Does salt add to the flavor of butter? No question. Well, changes the flavor profile at any rate.

But flavor was the least important part of salting butter, originally. In fact (no way to know for sure), it probably paid no part at all.

Like cheese, butter was a way of extending the shelf life of milk. But unlike cheese, which can last for ages, butter turns rancid pretty fast.  Chilling in a spring house certainly helped, but it still turned bad relatively quickly. So salt---long recognized as a preservation medium---was added, extending the shelf life exponentially.

If you like the flavor of salted butter, that's fine. But I can spread my unsalted butter on a slice of sour rye, sprinkle it with the exact amount of salt I prefer, and achieve that same flavor. But it leaves me in control, particularly in applications where I don't want that salt element.


----------



## ishbel (Jan 5, 2007)

Next time you're visiting family in London, Siduri - go to a Waitrose or Sainsbury and buy a pack of the salted and unsalted Bridel!  At a push, the unsalted President...   The best butter!


----------



## foodpump (Oct 10, 2005)

Siduri, last time I was in Italy they were still using Lire.

But in regards to Salt, ae they still selling in small quantities sold only in tobacconist's shops?


----------



## siduri (Aug 13, 2006)

Ishbel said:


> Next time you're visiting family in London, Siduri - go to a Waitrose or Sainsbury and buy a pack of the salted and unsalted Bridel! At a push, the unsalted President... The best butter!


I'm able to get President here, and i prefer it to the other salted butter they sell (Lurpak - though i also like Lurpak - but president is slightly saltier, and i like that too. But i don't like unsalted. I will, like KY, add salt to it, but i prefer it already salted.



foodpump said:


> Siduri, last time I was in Italy they were still using Lire.
> 
> But in regards to Salt, ae they still selling in small quantities sold only in tobacconist's shops?
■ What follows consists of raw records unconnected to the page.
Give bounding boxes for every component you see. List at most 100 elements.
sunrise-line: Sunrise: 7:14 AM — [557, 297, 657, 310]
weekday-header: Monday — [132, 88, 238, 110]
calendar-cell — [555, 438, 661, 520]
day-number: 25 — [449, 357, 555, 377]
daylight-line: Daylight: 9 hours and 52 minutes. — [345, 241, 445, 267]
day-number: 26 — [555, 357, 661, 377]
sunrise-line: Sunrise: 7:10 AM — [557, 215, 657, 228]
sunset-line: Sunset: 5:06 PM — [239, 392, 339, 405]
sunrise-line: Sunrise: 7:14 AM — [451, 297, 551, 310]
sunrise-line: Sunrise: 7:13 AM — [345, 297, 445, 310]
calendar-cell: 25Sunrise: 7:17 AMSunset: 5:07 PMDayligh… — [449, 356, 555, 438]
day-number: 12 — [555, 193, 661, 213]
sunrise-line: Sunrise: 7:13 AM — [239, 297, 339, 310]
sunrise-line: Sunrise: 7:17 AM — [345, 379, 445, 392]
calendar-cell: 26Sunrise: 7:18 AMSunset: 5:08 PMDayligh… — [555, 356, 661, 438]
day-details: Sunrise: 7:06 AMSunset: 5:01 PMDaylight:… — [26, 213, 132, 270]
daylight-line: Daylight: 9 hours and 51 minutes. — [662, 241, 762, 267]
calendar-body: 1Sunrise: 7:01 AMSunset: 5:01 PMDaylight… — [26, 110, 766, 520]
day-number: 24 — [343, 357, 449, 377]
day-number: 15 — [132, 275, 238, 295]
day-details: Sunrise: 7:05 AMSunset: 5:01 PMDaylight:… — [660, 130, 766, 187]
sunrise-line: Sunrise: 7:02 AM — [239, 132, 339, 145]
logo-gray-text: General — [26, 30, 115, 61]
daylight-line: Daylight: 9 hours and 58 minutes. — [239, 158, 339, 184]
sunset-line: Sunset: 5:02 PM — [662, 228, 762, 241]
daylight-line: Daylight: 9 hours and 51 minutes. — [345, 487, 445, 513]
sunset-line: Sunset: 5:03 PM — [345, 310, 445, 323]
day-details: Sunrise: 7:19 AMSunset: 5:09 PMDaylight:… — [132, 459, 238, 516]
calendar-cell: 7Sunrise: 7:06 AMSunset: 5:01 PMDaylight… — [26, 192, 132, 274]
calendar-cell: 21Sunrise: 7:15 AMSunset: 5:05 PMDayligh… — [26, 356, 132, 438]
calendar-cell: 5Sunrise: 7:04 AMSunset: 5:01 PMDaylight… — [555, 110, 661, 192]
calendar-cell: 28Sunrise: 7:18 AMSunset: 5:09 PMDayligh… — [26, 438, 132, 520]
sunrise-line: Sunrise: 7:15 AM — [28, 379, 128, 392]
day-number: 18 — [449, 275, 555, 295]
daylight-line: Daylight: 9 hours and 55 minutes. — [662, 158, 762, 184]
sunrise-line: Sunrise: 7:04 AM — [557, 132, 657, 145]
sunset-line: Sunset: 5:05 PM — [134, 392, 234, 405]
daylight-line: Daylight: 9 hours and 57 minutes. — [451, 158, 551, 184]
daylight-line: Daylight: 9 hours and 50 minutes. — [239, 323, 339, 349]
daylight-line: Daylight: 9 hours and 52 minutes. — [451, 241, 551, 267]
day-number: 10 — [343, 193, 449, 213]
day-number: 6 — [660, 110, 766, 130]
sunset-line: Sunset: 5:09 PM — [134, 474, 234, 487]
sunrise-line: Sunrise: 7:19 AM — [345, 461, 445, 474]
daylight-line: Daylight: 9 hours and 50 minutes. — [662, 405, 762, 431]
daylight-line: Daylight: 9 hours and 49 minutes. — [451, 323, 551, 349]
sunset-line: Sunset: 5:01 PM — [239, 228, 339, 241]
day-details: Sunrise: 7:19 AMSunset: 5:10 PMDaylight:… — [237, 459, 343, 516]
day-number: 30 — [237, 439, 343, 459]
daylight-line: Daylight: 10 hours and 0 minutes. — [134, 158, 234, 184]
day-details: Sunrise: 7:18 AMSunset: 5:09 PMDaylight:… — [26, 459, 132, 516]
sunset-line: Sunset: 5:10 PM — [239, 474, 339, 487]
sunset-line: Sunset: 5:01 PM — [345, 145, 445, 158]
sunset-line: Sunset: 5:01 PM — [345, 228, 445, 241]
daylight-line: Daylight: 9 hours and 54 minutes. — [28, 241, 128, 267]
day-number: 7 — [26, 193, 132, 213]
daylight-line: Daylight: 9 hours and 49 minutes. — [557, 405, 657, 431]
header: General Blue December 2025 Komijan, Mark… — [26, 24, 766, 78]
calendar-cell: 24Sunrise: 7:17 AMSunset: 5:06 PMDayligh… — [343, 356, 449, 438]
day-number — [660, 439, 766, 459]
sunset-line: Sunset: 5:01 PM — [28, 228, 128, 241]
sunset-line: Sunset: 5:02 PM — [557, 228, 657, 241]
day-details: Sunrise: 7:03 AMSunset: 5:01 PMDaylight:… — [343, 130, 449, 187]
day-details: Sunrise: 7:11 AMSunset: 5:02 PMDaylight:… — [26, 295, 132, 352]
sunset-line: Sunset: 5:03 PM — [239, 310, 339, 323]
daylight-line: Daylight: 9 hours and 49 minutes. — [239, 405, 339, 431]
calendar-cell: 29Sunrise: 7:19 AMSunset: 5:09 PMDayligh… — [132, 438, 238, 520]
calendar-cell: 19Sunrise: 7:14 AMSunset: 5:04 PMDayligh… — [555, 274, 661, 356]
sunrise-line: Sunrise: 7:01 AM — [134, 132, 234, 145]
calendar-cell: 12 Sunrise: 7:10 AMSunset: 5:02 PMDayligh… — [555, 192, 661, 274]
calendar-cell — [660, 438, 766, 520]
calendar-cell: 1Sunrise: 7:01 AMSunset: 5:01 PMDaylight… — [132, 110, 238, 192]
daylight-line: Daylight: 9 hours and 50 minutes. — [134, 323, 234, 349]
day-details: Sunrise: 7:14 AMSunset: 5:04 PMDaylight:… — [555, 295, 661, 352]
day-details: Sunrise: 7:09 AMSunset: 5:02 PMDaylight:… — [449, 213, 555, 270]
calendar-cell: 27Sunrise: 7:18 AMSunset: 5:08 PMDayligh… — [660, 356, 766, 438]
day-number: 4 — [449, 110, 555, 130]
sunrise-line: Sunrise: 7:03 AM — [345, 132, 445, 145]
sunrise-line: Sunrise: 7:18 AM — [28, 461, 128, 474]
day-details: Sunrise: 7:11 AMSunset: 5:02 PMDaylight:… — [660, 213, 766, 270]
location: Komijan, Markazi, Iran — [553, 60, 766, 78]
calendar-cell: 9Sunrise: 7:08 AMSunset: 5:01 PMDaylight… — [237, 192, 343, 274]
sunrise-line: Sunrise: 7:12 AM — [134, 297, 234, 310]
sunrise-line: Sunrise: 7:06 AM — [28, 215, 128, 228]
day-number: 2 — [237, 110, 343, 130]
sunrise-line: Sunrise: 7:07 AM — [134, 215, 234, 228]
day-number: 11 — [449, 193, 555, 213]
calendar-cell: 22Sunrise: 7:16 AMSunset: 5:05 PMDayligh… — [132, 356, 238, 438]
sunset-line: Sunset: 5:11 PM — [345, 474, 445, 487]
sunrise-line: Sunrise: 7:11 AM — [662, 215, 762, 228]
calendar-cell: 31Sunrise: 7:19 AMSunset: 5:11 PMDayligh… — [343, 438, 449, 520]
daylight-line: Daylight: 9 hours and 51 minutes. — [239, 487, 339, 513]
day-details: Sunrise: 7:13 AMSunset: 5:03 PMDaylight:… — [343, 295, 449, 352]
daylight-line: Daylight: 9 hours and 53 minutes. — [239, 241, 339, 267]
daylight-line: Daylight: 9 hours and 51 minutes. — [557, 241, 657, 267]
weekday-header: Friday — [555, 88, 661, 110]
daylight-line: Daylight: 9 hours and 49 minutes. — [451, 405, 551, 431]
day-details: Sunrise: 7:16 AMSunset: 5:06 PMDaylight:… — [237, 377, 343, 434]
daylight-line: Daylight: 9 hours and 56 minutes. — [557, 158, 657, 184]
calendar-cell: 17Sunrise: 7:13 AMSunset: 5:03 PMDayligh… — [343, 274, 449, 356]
Ah, the lira. and the salt and tobacco shops. I have two funny stories. I heard the expression many times "Lira di dio" or so i thought it was, that is, Lira of God. I could not for the life of me understand what this meant - money of god? weird. . They would say "E' successo lira di Dio" - the Lira of God happened. Huh?

then i realized it was a contraction "L'ira" not Lira - L'ira is "the ire of God"

But funnier was when i went to the little local grocery store (there were maybe two supermarkets in all of rome back in the 70s - well maybe five, but rome is big and there were none near us) and asked for salt. He looked at me with scorn, "At the tobacco store, of course!"

Ah, of course, why of course? (Turns out salt and tobacco had a special tax and had to have a stamp on them like cigarettes and alcohol i believe, in the US)

So when i went into a store asking for gelatin ("gelatina" ) i got a cube that when i opened it was actually aspic - not unflavored gelatin, but reduced broth. I looked in the dictionary - gelatin is "colla di pesce" or literally, fish glue. I go ask for fish glue and the guy shakes his head like i was an idiot. In the HARDWARE store of course. By that point, after the salt in the tobacco store incident, i went to the hardware store. Nothinjg was going to phase me now and i was darned if i'd look like one of those stupid tourists. Of course, he looked at me like i was a total idiot and said it was in food stores. Not those around here, though, the specialty stores downtown.

But this is nothing compared to my friend who was at a formal dinner after a conference and these giornalists and others asked her how she liked italy - do you like the food, how is it different from america? She said oh, of course, it;s wonderful here - the food in america is full of "preservativi" (wanting to say preservatives. I leave it to you to look up preservativi). The entire table went silent and no one asked her anything any more.


----------